Такие послания, как циркуляры из округа, – чистить, следить, замечать, исключать… вились и завивались сейчас колечками вокруг каждого, кто причастен был к делу народного образования. И Назарьев долгом своим считал сгущать защитную атмосферу этакой детской наивности, простодушия и боголюбия вокруг личности инспектора, как бы ради безопасности его, – ведь и тот принадлежал к подозреваемой касте педагогов.
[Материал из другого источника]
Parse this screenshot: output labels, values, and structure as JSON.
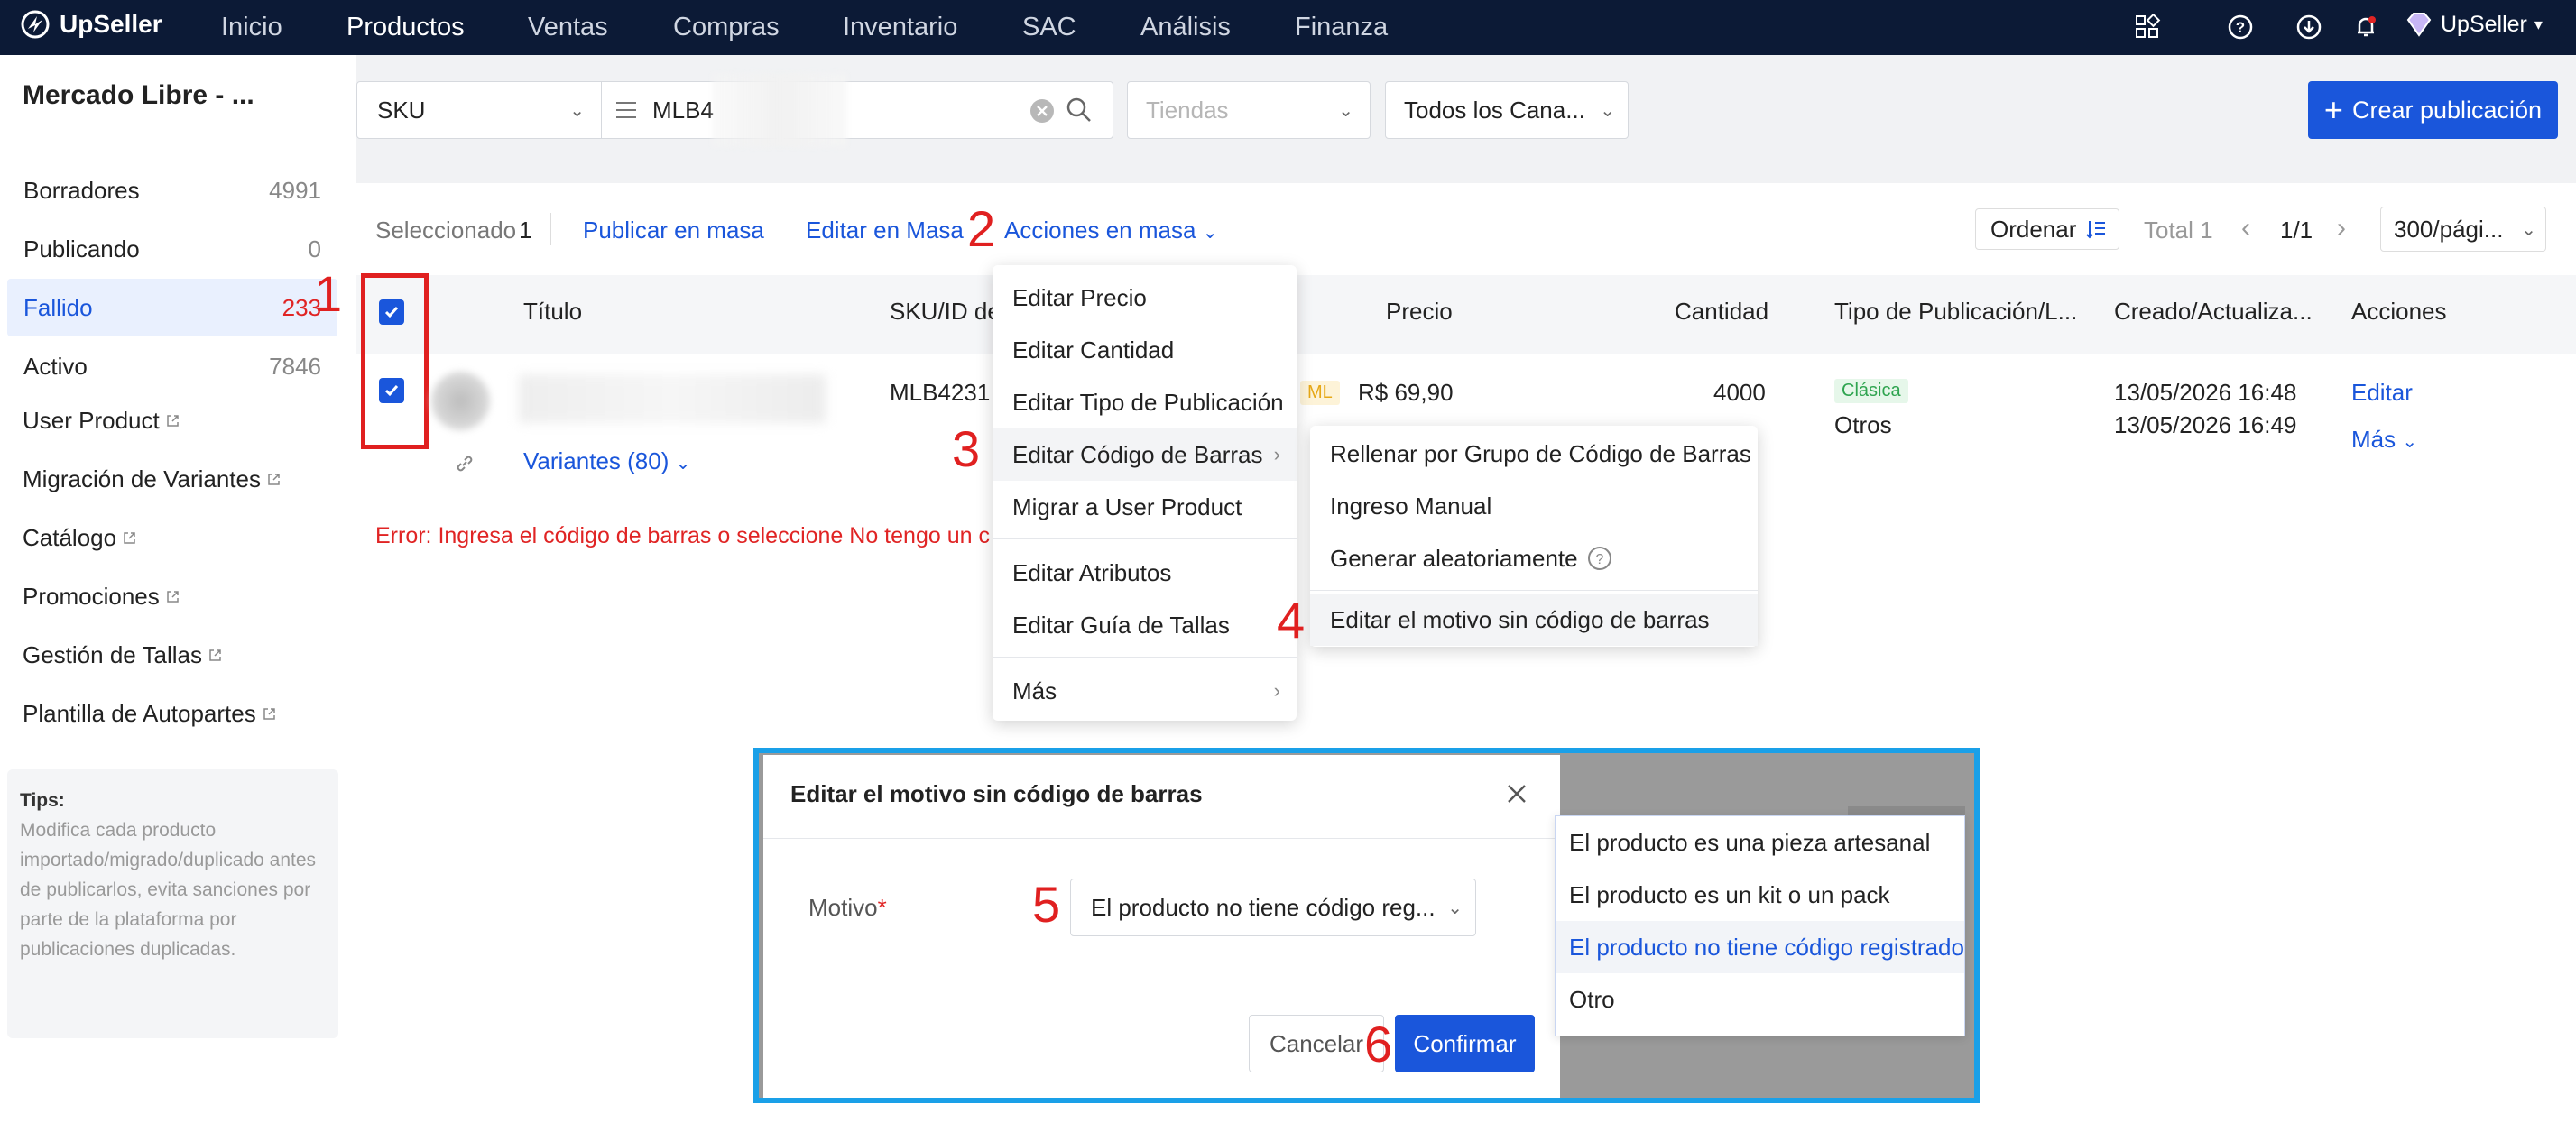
{
  "topnav": {
    "brand": "UpSeller",
    "items": [
      "Inicio",
      "Productos",
      "Ventas",
      "Compras",
      "Inventario",
      "SAC",
      "Análisis",
      "Finanza"
    ],
    "active": "Productos",
    "user": "UpSeller",
    "icons": [
      "apps-icon",
      "help-icon",
      "download-icon",
      "bell-icon",
      "diamond-icon"
    ]
  },
  "sidebar": {
    "store": "Mercado Libre - ...",
    "items": [
      {
        "label": "Borradores",
        "count": "4991"
      },
      {
        "label": "Publicando",
        "count": "0"
      },
      {
        "label": "Fallido",
        "count": "233"
      },
      {
        "label": "Activo",
        "count": "7846"
      }
    ],
    "links": [
      "User Product",
      "Migración de Variantes",
      "Catálogo",
      "Promociones",
      "Gestión de Tallas",
      "Plantilla de Autopartes"
    ],
    "tips_title": "Tips:",
    "tips_text": "Modifica cada producto importado/migrado/duplicado antes de publicarlos, evita sanciones por parte de la plataforma por publicaciones duplicadas."
  },
  "filters": {
    "search_type": "SKU",
    "search_value": "MLB4",
    "stores_placeholder": "Tiendas",
    "channels": "Todos los Cana...",
    "create_button": "Crear publicación"
  },
  "toolbar": {
    "selected_label": "Seleccionado",
    "selected_count": "1",
    "publish_mass": "Publicar en masa",
    "edit_mass": "Editar en Masa",
    "actions_mass": "Acciones en masa",
    "sort": "Ordenar",
    "total": "Total 1",
    "page": "1/1",
    "per_page": "300/pági..."
  },
  "table": {
    "headers": [
      "Título",
      "SKU/ID de",
      "Precio",
      "Cantidad",
      "Tipo de Publicación/L...",
      "Creado/Actualiza...",
      "Acciones"
    ],
    "row": {
      "sku": "MLB4231",
      "badge": "ML",
      "price": "R$ 69,90",
      "quantity": "4000",
      "type_badge": "Clásica",
      "type_other": "Otros",
      "created": "13/05/2026 16:48",
      "updated": "13/05/2026 16:49",
      "edit": "Editar",
      "more": "Más",
      "variants": "Variantes (80)"
    },
    "error": "Error: Ingresa el código de barras o seleccione No tengo un c"
  },
  "actions_menu": {
    "items": [
      "Editar Precio",
      "Editar Cantidad",
      "Editar Tipo de Publicación",
      "Editar Código de Barras",
      "Migrar a User Product",
      "Editar Atributos",
      "Editar Guía de Tallas",
      "Más"
    ]
  },
  "barcode_submenu": {
    "items": [
      "Rellenar por Grupo de Código de Barras",
      "Ingreso Manual",
      "Generar aleatoriamente",
      "Editar el motivo sin código de barras"
    ]
  },
  "modal": {
    "title": "Editar el motivo sin código de barras",
    "field_label": "Motivo",
    "required": "*",
    "selected": "El producto no tiene código reg...",
    "cancel": "Cancelar",
    "confirm": "Confirmar",
    "options": [
      "El producto es una pieza artesanal",
      "El producto es un kit o un pack",
      "El producto no tiene código registrado",
      "Otro"
    ]
  },
  "annotations": [
    "1",
    "2",
    "3",
    "4",
    "5",
    "6"
  ],
  "colors": {
    "nav_bg": "#0c1a36",
    "primary": "#1a56db",
    "error": "#e02424",
    "annotation": "#e02020",
    "highlight_border": "#1aa0e8"
  }
}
Но Белокрысенко, ставший в близкие отношения с флигелем на Срелецкой, был проницательней Назарьева. Он, правда, любил дружески подшучивать и подтрунивать над Ильей Николаевичем, пользуясь правом кумовства, но от него не укрылась та твердая основа,о которой я написала выше. При всей своей видимой мягкости, Илья Николаевич был настойчив в работе. И не только настойчив, – он был аккуратен. И не только аккуратен, – а, что особенно вызывало уважение в Белокрысенко, управлявшем удельной конторой (а не «земской болтологией», шутил он про себя), так это система. Все, что новый инспектор народных училищ начал делать в губернии с первых же дней, – и отдаленного даже сходства со «случаем», с «настроением», с «наивностью» не имело, но было как бы звеном единой обдуманной цели, развивавшейся без обрыва. Удивила Белокрысенко несказанно самая первая, если не считать рассылки опросных листов, мера Ульянова, которую тот неуклонно проверял из месяца в месяц. Спустя немного времени по приезде, ознакомясь с положением в школах, Илья Николаевич 11 ноября 1869 года разослал по всем штатным смотрителям уездных училищ строгое распоряжение: раз навсегда прекратить в школах применение каких бы то ни было физических наказаний учащихся, останавливать, где они имеются, и подробно описать, какие меры воздействия употребляют учители данных школ. И когда, после такого распоряжения, Ульянов начал свои объезды, он не забывал проверить его исполнение, объясняя его, приводил учителям доводы и примеры, подсказывал, как надо и поощрить и наказать ученика. Особенно следил он, чтоб учители не ставили детей за провинность на колени, – обычай, названный им варварским.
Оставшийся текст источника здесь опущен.